Last year, China’s imports of goods from the rest of the world fell by 5.5% from a year ago, official data shows.

What is the US and the rest of the world doing about China shock 2.0?

The world isn’t going to be caught flat-footed by China’s emerging dominance in hot new industries this time.

“It is likely that strategic competition between the US, EU, and China will continue in the long-term in areas of advanced manufacturing technologies,” said Biswas.

Many companies are already diversifying supply chains away from China for a range of products.

The US is taking steps to boost chip manufacturing at home. The CHIPS Act provides $52 billion in subsidies for production, research, and workforce development. The US Inflation Reduction Act is also boosting investment in clean energy.

On April 2, the Department of Energy announced a $75 million investment to develop a research facility to strengthen the domestic supply chains of critical minerals.

Meanwhile, US Treasury Secretary Janet Yellen is in China for meetings with top Chinese officials. The Treasury said in a press release announcing her visit that she will be “pressing Chinese counterparts on unfair trade practices and underscoring the global economic consequences of Chinese industrial overcapacity.”

At a Suniva solar cell plant in Georgia on March 27, Yellen said she was “concerned about global spillovers from the excess capacity that we are seeing in China” that have now hit new energy industries like solar, electric vehicles, and lithium-ion batteries.

The European Union, too, is taking steps to protect its domestic manufacturing in emerging key industries.

In October, the European Commission launched a probe into whether EV imports from China benefited from illegal subsidization that in turn, threatens to damage the EU’s EV manufacturers. If this is found to be true, the EU could impose tariffs on these imports. The EU investigation is ongoing.

The EU has also established the European Chips Act to boost domestic chip production.

After all, it’s once bitten, twice shy.

“People like me grew up with the view: If people send you cheap goods, you should send a thank-you note. That’s what standard economics basically says,” Yellen told the Journal in an interview published on Wednesday. “I would never ever again say, ‘Send a thank-you note.'”

What is China’s response to the West’s moves?

China is framing the US response as a move to contain its growth.

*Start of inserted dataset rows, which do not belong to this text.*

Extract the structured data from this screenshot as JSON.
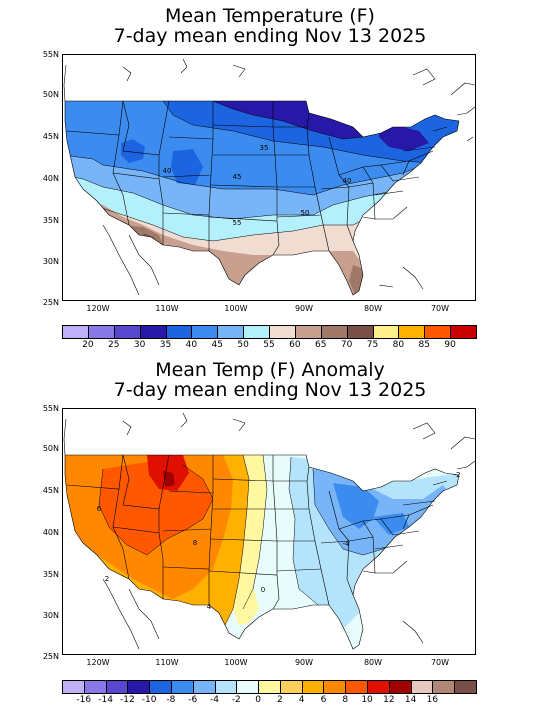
{
  "maps": [
    {
      "id": "mean",
      "title_line1": "Mean Temperature (F)",
      "title_line2": "7-day mean ending Nov 13 2025",
      "lat_labels": [
        "55N",
        "50N",
        "45N",
        "40N",
        "35N",
        "30N",
        "25N"
      ],
      "lon_labels": [
        "120W",
        "110W",
        "100W",
        "90W",
        "80W",
        "70W"
      ],
      "contour_labels": [
        "35",
        "40",
        "45",
        "50",
        "55",
        "40"
      ],
      "legend": {
        "colors": [
          "#c0b0f8",
          "#8878e8",
          "#5848d0",
          "#2818a8",
          "#1c64e0",
          "#3c8cf0",
          "#78b4f8",
          "#b4f0fc",
          "#f0dcd0",
          "#c8a090",
          "#a07868",
          "#785048",
          "#fff08c",
          "#ffb000",
          "#ff5800",
          "#c80000"
        ],
        "labels": [
          "20",
          "25",
          "30",
          "35",
          "40",
          "45",
          "50",
          "55",
          "60",
          "65",
          "70",
          "75",
          "80",
          "85",
          "90"
        ]
      }
    },
    {
      "id": "anomaly",
      "title_line1": "Mean Temp (F) Anomaly",
      "title_line2": "7-day mean ending Nov 13 2025",
      "lat_labels": [
        "55N",
        "50N",
        "45N",
        "40N",
        "35N",
        "30N",
        "25N"
      ],
      "lon_labels": [
        "120W",
        "110W",
        "100W",
        "90W",
        "80W",
        "70W"
      ],
      "contour_labels": [
        "6",
        "8",
        "4",
        "0",
        "-4",
        "-2",
        "2"
      ],
      "legend": {
        "colors": [
          "#c0b0f8",
          "#8878e8",
          "#5848d0",
          "#2818a8",
          "#1c64e0",
          "#3c8cf0",
          "#78b4f8",
          "#b4e4fc",
          "#e8fcfc",
          "#fff8a0",
          "#ffd060",
          "#ffb000",
          "#ff8800",
          "#ff5800",
          "#e01000",
          "#a00000",
          "#e8c8c0",
          "#b08878",
          "#785048"
        ],
        "labels": [
          "-16",
          "-14",
          "-12",
          "-10",
          "-8",
          "-6",
          "-4",
          "-2",
          "0",
          "2",
          "4",
          "6",
          "8",
          "10",
          "12",
          "14",
          "16"
        ]
      }
    }
  ]
}
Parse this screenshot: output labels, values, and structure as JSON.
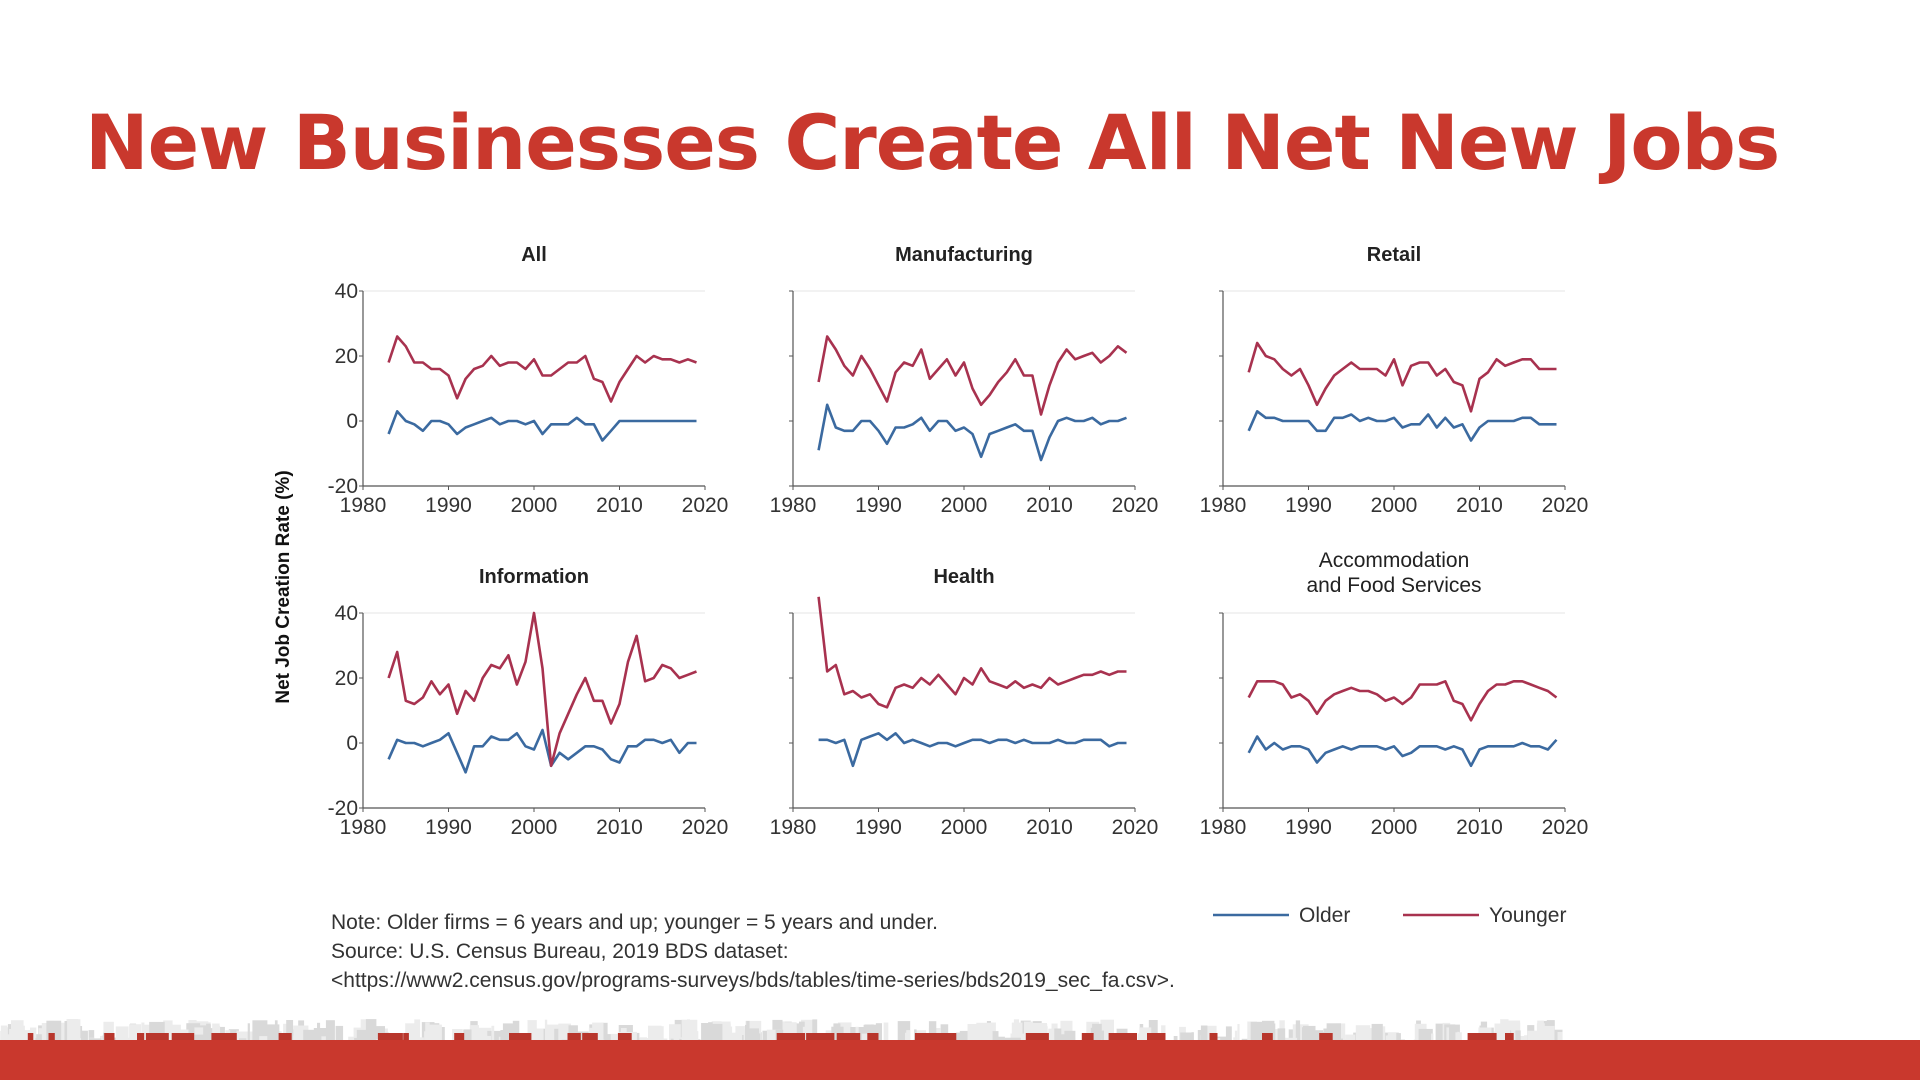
{
  "slide": {
    "title": "New Businesses Create All Net New Jobs",
    "accent_color": "#c9382d"
  },
  "notes": {
    "note": "Note: Older firms = 6 years and up; younger = 5 years and under.",
    "source": "Source: U.S. Census Bureau, 2019 BDS dataset:",
    "url": "<https://www2.census.gov/programs-surveys/bds/tables/time-series/bds2019_sec_fa.csv>."
  },
  "chart_data": {
    "type": "line",
    "ylabel": "Net Job Creation Rate (%)",
    "xlim": [
      1980,
      2020
    ],
    "ylim": [
      -20,
      40
    ],
    "x_ticks": [
      1980,
      1990,
      2000,
      2010,
      2020
    ],
    "y_ticks": [
      -20,
      0,
      20,
      40
    ],
    "x": [
      1983,
      1984,
      1985,
      1986,
      1987,
      1988,
      1989,
      1990,
      1991,
      1992,
      1993,
      1994,
      1995,
      1996,
      1997,
      1998,
      1999,
      2000,
      2001,
      2002,
      2003,
      2004,
      2005,
      2006,
      2007,
      2008,
      2009,
      2010,
      2011,
      2012,
      2013,
      2014,
      2015,
      2016,
      2017,
      2018,
      2019
    ],
    "legend": [
      {
        "name": "Older",
        "color": "#3b6aa0"
      },
      {
        "name": "Younger",
        "color": "#a8324f"
      }
    ],
    "panels": [
      {
        "title": "All",
        "older": [
          -4,
          3,
          0,
          -1,
          -3,
          0,
          0,
          -1,
          -4,
          -2,
          -1,
          0,
          1,
          -1,
          0,
          0,
          -1,
          0,
          -4,
          -1,
          -1,
          -1,
          1,
          -1,
          -1,
          -6,
          -3,
          0,
          0,
          0,
          0,
          0,
          0,
          0,
          0,
          0,
          0
        ],
        "younger": [
          18,
          26,
          23,
          18,
          18,
          16,
          16,
          14,
          7,
          13,
          16,
          17,
          20,
          17,
          18,
          18,
          16,
          19,
          14,
          14,
          16,
          18,
          18,
          20,
          13,
          12,
          6,
          12,
          16,
          20,
          18,
          20,
          19,
          19,
          18,
          19,
          18
        ]
      },
      {
        "title": "Manufacturing",
        "older": [
          -9,
          5,
          -2,
          -3,
          -3,
          0,
          0,
          -3,
          -7,
          -2,
          -2,
          -1,
          1,
          -3,
          0,
          0,
          -3,
          -2,
          -4,
          -11,
          -4,
          -3,
          -2,
          -1,
          -3,
          -3,
          -12,
          -5,
          0,
          1,
          0,
          0,
          1,
          -1,
          0,
          0,
          1
        ],
        "younger": [
          12,
          26,
          22,
          17,
          14,
          20,
          16,
          11,
          6,
          15,
          18,
          17,
          22,
          13,
          16,
          19,
          14,
          18,
          10,
          5,
          8,
          12,
          15,
          19,
          14,
          14,
          2,
          11,
          18,
          22,
          19,
          20,
          21,
          18,
          20,
          23,
          21
        ]
      },
      {
        "title": "Retail",
        "older": [
          -3,
          3,
          1,
          1,
          0,
          0,
          0,
          0,
          -3,
          -3,
          1,
          1,
          2,
          0,
          1,
          0,
          0,
          1,
          -2,
          -1,
          -1,
          2,
          -2,
          1,
          -2,
          -1,
          -6,
          -2,
          0,
          0,
          0,
          0,
          1,
          1,
          -1,
          -1,
          -1
        ],
        "younger": [
          15,
          24,
          20,
          19,
          16,
          14,
          16,
          11,
          5,
          10,
          14,
          16,
          18,
          16,
          16,
          16,
          14,
          19,
          11,
          17,
          18,
          18,
          14,
          16,
          12,
          11,
          3,
          13,
          15,
          19,
          17,
          18,
          19,
          19,
          16,
          16,
          16
        ]
      },
      {
        "title": "Information",
        "older": [
          -5,
          1,
          0,
          0,
          -1,
          0,
          1,
          3,
          -3,
          -9,
          -1,
          -1,
          2,
          1,
          1,
          3,
          -1,
          -2,
          4,
          -7,
          -3,
          -5,
          -3,
          -1,
          -1,
          -2,
          -5,
          -6,
          -1,
          -1,
          1,
          1,
          0,
          1,
          -3,
          0,
          0
        ],
        "younger": [
          20,
          28,
          13,
          12,
          14,
          19,
          15,
          18,
          9,
          16,
          13,
          20,
          24,
          23,
          27,
          18,
          25,
          40,
          23,
          -7,
          3,
          9,
          15,
          20,
          13,
          13,
          6,
          12,
          25,
          33,
          19,
          20,
          24,
          23,
          20,
          21,
          22
        ]
      },
      {
        "title": "Health",
        "older": [
          1,
          1,
          0,
          1,
          -7,
          1,
          2,
          3,
          1,
          3,
          0,
          1,
          0,
          -1,
          0,
          0,
          -1,
          0,
          1,
          1,
          0,
          1,
          1,
          0,
          1,
          0,
          0,
          0,
          1,
          0,
          0,
          1,
          1,
          1,
          -1,
          0,
          0
        ],
        "younger": [
          45,
          22,
          24,
          15,
          16,
          14,
          15,
          12,
          11,
          17,
          18,
          17,
          20,
          18,
          21,
          18,
          15,
          20,
          18,
          23,
          19,
          18,
          17,
          19,
          17,
          18,
          17,
          20,
          18,
          19,
          20,
          21,
          21,
          22,
          21,
          22,
          22
        ]
      },
      {
        "title": "Accommodation\nand Food Services",
        "older": [
          -3,
          2,
          -2,
          0,
          -2,
          -1,
          -1,
          -2,
          -6,
          -3,
          -2,
          -1,
          -2,
          -1,
          -1,
          -1,
          -2,
          -1,
          -4,
          -3,
          -1,
          -1,
          -1,
          -2,
          -1,
          -2,
          -7,
          -2,
          -1,
          -1,
          -1,
          -1,
          0,
          -1,
          -1,
          -2,
          1
        ],
        "younger": [
          14,
          19,
          19,
          19,
          18,
          14,
          15,
          13,
          9,
          13,
          15,
          16,
          17,
          16,
          16,
          15,
          13,
          14,
          12,
          14,
          18,
          18,
          18,
          19,
          13,
          12,
          7,
          12,
          16,
          18,
          18,
          19,
          19,
          18,
          17,
          16,
          14
        ]
      }
    ]
  }
}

“The US side has adopted a string of measures to suppress China’s trade and technology development,” Wang Wenbin, a spokesperson for the Chinese foreign ministry, said at a regular press conference on Wednesday.

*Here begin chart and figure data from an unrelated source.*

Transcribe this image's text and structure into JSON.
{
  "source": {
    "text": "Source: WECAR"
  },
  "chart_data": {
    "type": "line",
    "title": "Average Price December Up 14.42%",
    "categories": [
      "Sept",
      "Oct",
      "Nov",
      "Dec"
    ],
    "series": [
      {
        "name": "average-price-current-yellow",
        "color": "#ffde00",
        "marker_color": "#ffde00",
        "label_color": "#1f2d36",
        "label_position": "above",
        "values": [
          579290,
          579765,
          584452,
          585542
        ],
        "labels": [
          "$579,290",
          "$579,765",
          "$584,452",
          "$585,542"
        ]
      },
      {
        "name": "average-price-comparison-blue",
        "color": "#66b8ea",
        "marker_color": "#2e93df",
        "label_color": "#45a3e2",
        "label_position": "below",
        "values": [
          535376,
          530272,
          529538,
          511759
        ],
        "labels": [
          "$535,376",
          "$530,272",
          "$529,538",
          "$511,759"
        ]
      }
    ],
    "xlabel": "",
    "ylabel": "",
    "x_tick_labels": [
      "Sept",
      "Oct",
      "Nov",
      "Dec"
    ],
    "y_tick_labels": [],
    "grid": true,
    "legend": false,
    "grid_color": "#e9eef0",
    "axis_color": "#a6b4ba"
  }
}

“This is not ‘de-risking,’ but creating risks. These are typical non-market practices,” Wang added.

He also said China’s exports of EVs, lithium-ion batteries, and solar cells have risen due to the “international division of labor and market demand” thanks to the global energy transition to more sustainable energy sources.

China is also de-risking by increasingly trading with Southeast Asia, where there is a burgeoning middle class, said Biswas, the economist. Other large developing markets China is targeting include Africa and Latin America, he added.

Last year, China exported more goods to Southeast Asia than to the US for the first time ever, according to a Bloomberg analysis of Chinese customs data published in January — signaling a change in global trade flows amid the changing geopolitical landscape.

The US presidential election campaign season this year is likely to heat up some trade issues, Nomura economists wrote in a note on March 15.

“We reckon China’s export price deflation and overcapacity in a number of strategically important sectors might cause trade tensions to escalate later this year, and possibly beyond,” the Nomura economists added.